Ebola virus disease is spread through contact with blood, secretions, organs or other bodily fluids of infected people.
In a recent commentary in the Annals of Internal Medicine, Michael Klompas, MD, MPH, and Deborah Yokoe, MD, BWH Division of Infectious Disease, share information about how infection prevention and control teams are struggling to reconcile official guidance from the Centers for Disease Control and Prevention (CDC) with the temptation to maximize precautions that exceed CDC recommendations.
The CDC recommends placing patients with suspected or confirmed Ebola in a single-patient room and instituting contact and droplet precautions. These entail donning a fluid-impermeable gown, gloves, surgical mask, and either goggles or face shield. However, despite this guidance, many hospitals are planning to place all patients in negative-pressure rooms at all times, to compel all personnel to wear full-body hazardous material (HazMat) suits, and to require N95 masks or powered air-purifying respirators rather than surgical masks at all times.
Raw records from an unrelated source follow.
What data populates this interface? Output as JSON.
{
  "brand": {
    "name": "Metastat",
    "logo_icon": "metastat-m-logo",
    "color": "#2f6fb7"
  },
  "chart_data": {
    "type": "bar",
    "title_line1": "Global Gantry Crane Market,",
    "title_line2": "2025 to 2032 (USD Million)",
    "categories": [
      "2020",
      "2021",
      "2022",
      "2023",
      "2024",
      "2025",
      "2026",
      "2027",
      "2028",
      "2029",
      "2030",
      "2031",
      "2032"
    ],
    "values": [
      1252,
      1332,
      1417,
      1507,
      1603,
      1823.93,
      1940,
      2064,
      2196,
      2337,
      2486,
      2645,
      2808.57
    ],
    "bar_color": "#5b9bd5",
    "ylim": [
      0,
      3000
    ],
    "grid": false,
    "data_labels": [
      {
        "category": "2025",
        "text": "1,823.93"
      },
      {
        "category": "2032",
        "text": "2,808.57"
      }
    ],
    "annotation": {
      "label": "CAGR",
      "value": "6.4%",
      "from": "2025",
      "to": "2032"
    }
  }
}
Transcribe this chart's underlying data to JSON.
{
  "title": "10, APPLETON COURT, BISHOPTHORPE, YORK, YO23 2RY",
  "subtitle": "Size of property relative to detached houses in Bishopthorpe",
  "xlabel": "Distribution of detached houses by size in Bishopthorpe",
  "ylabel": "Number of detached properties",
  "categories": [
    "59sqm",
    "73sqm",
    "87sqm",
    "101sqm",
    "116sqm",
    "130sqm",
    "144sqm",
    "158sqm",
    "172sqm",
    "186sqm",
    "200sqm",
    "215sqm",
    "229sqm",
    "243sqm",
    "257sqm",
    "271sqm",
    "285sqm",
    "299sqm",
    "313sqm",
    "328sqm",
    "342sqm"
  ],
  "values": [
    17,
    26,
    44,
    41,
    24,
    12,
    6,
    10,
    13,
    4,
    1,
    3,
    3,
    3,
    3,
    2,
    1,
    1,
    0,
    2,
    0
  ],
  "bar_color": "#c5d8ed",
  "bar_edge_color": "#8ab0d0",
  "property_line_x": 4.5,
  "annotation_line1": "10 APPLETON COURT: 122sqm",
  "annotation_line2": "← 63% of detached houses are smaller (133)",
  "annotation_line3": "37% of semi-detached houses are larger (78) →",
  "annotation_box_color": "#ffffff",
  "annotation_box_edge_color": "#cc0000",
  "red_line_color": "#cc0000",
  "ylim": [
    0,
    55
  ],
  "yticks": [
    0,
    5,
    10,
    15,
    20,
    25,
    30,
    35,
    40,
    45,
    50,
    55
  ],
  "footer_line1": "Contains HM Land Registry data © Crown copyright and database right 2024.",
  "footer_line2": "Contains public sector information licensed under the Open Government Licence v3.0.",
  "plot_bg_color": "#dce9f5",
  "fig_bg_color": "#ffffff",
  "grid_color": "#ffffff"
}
The authors wrote, “Previous investigations affirm the appropriateness of the infection control practices recommended by the CDC. A fluid-impervious gown, gloves, a surgical mask, and a face shield are adequate to protect health care personnel from direct contact with blood or other body fluids during routine care. N95 masks or personal respirators are only necessary during aerosol-generating procedures. Exceeding these recommendations may paradoxically increase risk. Introducing new and unfamiliar forms of personal protective equipment could lead to self-contamination during removal of such gear.”
In addition, Klompas noted that “exceeding CDC recommendations risks compromising quality of care for patients with and without Ebola. Ironically, the people most likely to be hurt by these recommendations are patients without Ebola since they will be treated as suspect cases until Ebola can be ruled out. In the interim, these patients will likely suffer from less clinician-patient contact, less diagnostic testing, and a great deal of anxiety.”